Existe uma maior dedicação dos investigadores à temática dos municípios no período do Antigo Regime. Contudo, ultimamente esse panorama tem vindo a ser modificado com uma maior diversidade de estudos e com um alargamento a outros períodos da história.

1.2.2. A historiografia e os movimentos sociais de conflitualidade

Em relação aos movimentos sociais, os historiadores têm-se dedicado a investigar o papel das camadas populares na oposição ao liberalismo na primeira metade do século XIX. Os autores de Oitocentos, Oliveira Martins, Luz Soriano e Alexandre Herculano mostraram nas suas obras o apoio das camadas populares ao miguelismo.
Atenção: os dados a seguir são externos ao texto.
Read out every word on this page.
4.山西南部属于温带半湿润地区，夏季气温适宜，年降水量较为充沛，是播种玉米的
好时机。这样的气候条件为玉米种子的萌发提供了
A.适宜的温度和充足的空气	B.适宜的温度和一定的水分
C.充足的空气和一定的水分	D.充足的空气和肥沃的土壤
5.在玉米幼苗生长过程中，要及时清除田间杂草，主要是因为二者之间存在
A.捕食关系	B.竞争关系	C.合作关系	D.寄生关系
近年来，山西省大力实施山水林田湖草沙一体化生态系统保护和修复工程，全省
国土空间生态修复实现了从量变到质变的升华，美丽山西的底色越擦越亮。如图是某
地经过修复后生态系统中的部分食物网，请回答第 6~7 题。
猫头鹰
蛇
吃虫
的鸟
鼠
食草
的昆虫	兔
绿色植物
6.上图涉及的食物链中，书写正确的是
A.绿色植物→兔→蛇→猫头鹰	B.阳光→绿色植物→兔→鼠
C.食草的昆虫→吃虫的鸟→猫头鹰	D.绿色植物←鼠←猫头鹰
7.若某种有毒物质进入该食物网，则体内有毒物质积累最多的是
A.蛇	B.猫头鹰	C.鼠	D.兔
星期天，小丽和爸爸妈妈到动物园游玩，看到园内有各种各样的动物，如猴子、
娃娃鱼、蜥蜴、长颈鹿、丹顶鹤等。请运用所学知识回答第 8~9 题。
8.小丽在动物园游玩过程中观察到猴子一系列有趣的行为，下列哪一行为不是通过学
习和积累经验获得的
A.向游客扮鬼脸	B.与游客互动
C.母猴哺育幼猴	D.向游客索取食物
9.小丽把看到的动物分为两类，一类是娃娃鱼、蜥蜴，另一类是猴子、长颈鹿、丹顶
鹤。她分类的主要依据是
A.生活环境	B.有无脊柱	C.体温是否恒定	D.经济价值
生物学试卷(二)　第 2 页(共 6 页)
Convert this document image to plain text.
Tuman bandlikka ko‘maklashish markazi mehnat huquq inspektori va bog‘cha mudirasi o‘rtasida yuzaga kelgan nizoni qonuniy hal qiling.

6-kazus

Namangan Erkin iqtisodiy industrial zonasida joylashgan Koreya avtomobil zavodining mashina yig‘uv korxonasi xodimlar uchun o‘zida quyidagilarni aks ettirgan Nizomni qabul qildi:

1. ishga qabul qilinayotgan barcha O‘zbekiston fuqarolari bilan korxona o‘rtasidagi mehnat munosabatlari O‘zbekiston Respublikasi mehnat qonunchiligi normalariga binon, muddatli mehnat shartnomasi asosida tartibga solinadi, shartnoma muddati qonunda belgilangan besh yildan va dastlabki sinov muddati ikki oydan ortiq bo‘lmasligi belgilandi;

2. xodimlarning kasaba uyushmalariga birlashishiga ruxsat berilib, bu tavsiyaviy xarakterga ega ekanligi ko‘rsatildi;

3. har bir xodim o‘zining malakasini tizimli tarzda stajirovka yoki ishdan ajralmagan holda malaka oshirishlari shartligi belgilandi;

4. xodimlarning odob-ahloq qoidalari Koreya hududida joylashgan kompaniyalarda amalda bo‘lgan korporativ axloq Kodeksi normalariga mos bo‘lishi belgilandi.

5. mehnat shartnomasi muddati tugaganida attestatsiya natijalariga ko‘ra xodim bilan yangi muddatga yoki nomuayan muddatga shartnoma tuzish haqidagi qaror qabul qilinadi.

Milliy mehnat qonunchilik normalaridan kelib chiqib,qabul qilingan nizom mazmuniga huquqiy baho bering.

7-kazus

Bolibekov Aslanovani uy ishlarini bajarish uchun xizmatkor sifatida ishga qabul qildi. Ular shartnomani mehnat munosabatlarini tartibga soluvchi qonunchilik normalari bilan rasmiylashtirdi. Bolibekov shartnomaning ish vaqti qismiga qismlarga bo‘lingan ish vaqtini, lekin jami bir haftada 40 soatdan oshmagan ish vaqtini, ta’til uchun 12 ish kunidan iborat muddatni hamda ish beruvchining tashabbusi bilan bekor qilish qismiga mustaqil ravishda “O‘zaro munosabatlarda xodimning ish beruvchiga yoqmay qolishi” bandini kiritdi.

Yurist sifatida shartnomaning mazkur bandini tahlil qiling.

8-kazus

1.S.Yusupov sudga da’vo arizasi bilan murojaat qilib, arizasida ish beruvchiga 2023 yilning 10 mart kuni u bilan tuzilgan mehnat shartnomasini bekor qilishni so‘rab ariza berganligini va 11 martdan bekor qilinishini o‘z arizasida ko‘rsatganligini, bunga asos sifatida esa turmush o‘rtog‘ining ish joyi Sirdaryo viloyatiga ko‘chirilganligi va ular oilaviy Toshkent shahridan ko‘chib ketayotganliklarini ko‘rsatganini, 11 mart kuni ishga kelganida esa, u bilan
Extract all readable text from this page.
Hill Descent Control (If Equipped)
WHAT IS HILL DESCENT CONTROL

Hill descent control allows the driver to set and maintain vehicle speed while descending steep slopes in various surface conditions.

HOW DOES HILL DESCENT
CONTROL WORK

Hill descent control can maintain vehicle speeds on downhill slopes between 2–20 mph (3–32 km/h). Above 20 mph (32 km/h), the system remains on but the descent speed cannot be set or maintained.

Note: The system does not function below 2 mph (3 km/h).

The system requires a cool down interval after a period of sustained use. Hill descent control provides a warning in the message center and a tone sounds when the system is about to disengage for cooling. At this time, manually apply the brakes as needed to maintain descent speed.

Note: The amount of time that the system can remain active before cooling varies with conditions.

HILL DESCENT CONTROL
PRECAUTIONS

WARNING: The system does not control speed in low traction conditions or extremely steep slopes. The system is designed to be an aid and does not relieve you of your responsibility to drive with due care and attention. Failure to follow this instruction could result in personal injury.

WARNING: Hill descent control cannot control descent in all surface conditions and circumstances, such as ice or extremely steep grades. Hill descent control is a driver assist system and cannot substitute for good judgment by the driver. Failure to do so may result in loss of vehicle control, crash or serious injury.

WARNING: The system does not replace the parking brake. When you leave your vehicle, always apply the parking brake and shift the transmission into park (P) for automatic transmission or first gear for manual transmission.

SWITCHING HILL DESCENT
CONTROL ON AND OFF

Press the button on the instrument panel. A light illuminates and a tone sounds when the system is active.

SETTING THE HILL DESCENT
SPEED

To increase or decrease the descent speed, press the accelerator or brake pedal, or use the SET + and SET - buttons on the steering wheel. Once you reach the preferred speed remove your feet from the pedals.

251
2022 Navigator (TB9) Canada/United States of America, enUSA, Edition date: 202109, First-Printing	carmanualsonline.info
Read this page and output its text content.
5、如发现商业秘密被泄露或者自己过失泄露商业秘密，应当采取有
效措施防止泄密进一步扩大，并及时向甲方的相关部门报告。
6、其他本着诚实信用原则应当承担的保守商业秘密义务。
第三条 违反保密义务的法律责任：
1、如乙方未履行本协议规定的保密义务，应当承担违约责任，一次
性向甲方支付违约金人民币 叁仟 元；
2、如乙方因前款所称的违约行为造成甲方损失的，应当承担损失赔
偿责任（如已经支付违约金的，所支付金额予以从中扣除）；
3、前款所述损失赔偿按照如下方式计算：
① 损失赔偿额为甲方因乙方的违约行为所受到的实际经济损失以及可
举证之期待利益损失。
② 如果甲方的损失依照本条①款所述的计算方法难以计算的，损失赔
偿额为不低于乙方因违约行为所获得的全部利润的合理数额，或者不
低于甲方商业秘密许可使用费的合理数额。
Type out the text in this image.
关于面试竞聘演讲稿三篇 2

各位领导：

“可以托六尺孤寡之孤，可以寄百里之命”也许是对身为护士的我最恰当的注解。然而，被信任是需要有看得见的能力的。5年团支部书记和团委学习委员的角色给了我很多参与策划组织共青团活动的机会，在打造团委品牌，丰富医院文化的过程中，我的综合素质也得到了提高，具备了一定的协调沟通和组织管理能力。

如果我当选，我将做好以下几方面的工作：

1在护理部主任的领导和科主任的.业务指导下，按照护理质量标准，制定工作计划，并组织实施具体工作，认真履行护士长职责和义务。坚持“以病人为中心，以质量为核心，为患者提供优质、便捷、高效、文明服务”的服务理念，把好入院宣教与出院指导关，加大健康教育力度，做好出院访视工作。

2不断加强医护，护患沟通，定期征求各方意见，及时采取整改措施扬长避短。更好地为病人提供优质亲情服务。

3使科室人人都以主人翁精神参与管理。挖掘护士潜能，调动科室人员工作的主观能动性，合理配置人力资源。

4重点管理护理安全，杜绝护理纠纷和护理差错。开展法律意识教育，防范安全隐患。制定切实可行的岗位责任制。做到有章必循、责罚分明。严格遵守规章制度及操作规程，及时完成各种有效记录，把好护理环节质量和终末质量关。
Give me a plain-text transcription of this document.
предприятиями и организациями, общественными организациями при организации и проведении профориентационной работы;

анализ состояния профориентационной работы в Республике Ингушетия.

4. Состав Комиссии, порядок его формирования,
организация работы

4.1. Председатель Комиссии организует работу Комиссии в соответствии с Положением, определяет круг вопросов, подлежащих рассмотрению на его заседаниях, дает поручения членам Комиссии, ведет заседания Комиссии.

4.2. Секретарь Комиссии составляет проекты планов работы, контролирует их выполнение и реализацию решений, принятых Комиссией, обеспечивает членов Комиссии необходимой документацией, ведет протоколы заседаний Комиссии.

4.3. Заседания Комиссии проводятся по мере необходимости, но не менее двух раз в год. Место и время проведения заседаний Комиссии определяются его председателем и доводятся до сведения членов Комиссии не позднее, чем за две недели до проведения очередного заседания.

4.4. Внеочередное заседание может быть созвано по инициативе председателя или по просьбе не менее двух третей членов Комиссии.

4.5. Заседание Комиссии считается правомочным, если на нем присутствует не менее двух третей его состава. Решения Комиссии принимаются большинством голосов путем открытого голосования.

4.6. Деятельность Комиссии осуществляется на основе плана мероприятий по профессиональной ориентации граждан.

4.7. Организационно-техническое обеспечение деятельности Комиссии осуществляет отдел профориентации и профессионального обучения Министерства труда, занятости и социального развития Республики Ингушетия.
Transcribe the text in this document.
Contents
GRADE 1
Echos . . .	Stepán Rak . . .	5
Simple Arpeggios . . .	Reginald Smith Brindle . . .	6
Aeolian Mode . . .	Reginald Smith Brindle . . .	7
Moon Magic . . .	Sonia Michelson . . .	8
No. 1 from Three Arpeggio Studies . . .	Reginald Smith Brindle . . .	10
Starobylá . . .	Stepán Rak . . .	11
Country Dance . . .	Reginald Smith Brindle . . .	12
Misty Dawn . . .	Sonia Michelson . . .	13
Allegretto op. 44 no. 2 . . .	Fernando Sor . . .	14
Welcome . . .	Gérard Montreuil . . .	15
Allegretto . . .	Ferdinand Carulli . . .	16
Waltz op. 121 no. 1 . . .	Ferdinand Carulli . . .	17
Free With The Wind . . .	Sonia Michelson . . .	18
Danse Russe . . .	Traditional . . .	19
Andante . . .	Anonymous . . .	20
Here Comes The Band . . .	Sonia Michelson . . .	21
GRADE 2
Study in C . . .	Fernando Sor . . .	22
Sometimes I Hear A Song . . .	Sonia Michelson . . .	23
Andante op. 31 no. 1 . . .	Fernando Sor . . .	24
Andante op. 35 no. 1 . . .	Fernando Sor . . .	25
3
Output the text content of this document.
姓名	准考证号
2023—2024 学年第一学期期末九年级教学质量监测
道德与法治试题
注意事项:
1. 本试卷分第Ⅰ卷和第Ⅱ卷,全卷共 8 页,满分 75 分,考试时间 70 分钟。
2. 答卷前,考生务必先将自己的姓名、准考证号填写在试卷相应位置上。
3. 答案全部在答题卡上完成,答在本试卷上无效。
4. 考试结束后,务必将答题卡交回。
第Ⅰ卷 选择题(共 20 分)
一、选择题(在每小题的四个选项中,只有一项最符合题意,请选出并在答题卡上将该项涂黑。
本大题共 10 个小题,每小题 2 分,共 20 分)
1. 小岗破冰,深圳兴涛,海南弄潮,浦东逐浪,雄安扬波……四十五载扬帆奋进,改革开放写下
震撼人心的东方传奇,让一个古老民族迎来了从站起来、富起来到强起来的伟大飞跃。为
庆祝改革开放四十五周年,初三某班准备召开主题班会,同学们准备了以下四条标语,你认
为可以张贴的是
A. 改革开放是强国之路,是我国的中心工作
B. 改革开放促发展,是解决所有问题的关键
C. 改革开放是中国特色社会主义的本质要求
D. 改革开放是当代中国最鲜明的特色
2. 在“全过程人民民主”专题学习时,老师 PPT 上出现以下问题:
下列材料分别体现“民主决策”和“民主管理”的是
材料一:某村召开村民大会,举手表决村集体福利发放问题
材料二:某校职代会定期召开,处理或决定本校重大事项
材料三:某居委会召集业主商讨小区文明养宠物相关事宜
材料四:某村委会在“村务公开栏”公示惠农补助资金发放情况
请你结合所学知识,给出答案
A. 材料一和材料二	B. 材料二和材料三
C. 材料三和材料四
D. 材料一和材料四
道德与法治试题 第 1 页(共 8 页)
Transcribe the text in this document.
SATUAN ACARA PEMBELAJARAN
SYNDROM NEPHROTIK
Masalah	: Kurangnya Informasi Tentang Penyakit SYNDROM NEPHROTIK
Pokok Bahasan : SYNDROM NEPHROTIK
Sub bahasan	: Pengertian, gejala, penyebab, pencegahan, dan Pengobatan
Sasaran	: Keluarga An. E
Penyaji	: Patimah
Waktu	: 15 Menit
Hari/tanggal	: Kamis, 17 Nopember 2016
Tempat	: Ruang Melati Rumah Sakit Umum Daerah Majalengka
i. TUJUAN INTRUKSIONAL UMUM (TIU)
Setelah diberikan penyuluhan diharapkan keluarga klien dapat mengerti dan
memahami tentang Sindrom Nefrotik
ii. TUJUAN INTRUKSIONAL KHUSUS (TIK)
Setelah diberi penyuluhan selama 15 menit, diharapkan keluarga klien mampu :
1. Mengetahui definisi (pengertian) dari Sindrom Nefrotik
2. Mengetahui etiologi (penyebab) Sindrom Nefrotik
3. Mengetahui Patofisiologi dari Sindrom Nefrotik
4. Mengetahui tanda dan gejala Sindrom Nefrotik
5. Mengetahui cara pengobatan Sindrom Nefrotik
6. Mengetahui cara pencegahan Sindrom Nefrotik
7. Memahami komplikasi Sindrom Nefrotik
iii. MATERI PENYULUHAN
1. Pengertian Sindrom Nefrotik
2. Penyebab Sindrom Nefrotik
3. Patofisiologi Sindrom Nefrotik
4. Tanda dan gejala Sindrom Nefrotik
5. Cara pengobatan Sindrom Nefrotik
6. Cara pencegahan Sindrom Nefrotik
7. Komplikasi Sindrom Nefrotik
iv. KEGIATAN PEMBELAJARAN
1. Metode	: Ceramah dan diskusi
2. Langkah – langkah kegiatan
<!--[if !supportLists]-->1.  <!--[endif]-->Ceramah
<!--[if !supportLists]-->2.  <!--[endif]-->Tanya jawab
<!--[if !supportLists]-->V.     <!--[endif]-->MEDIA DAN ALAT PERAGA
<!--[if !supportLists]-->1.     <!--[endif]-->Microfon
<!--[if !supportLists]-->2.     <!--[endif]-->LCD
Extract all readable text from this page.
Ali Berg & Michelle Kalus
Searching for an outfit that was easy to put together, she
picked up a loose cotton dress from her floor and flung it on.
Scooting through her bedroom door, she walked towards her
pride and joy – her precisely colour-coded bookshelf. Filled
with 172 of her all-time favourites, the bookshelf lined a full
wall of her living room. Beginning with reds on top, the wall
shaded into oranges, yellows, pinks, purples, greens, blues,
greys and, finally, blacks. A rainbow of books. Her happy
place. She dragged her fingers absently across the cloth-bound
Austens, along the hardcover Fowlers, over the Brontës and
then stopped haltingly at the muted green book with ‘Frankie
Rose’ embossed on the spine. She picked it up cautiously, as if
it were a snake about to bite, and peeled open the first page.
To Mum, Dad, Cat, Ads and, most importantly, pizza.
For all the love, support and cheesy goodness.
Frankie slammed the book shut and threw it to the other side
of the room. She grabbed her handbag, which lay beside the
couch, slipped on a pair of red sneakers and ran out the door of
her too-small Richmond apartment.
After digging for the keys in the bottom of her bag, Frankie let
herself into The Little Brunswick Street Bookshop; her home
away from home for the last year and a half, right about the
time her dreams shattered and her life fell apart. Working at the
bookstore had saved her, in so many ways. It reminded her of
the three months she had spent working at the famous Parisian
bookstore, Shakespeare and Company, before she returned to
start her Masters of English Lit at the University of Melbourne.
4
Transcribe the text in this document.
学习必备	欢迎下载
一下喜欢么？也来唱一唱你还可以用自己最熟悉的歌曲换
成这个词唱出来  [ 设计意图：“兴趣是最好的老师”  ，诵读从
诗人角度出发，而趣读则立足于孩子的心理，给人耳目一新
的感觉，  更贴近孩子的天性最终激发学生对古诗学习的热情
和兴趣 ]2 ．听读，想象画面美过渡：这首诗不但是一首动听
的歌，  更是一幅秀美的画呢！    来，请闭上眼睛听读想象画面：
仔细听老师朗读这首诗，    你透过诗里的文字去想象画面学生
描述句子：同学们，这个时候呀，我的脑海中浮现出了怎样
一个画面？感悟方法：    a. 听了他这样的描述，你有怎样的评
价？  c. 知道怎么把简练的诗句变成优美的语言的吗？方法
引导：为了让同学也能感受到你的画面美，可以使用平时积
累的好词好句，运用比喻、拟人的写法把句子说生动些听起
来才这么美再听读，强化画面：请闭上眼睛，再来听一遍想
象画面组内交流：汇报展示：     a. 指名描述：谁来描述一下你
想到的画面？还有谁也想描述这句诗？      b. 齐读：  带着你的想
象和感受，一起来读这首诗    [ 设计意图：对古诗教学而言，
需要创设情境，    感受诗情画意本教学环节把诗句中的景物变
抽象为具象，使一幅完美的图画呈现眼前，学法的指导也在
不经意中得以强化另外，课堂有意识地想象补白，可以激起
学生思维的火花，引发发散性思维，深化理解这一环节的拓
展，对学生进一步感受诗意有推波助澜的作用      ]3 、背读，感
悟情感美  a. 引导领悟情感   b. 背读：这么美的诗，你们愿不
Já a historiografia republicana afasta um pouco essa ideia17. Os Integralistas dos anos 20 fizeram uma revisão sistemática da História Política do século XIX, reclamando uma herança conservadora, nacionalista e ultramontana. Pelo seu turno, nos anos 40 e 50 a historiografia universitária ocupou-se com maior incidência com a época medieval e moderna. Entretanto, nos anos 60 do século XX assistiu-se à renovação temática e metodológica dos estudos em História contemporânea, dando-se assim um interesse grande pelo século XIX. Esses estudos tiveram influência do marxismo e da escola dos

Annales.

17

Algumas obras dos autores de Oitocentos: J. P. Oliveira Martins, Portugal Contemporâneo, vol. I, Lisboa, 1881, pp. 75-79; Simão José Luz Soriano, História da Guerra Civil e do Estabelecimento do Governo Parlamentar em Portugal, 3ª época, Tomo II, Parte II, Lisboa, 1882, pp. 334-345; Alexandre Herculano, Opúsculos, Introdução à 2ª edição de A Voz do Profeta, (edição crítica de Jorge Custódio e José Manuel Garcia), vol. I, 1868, p. 40.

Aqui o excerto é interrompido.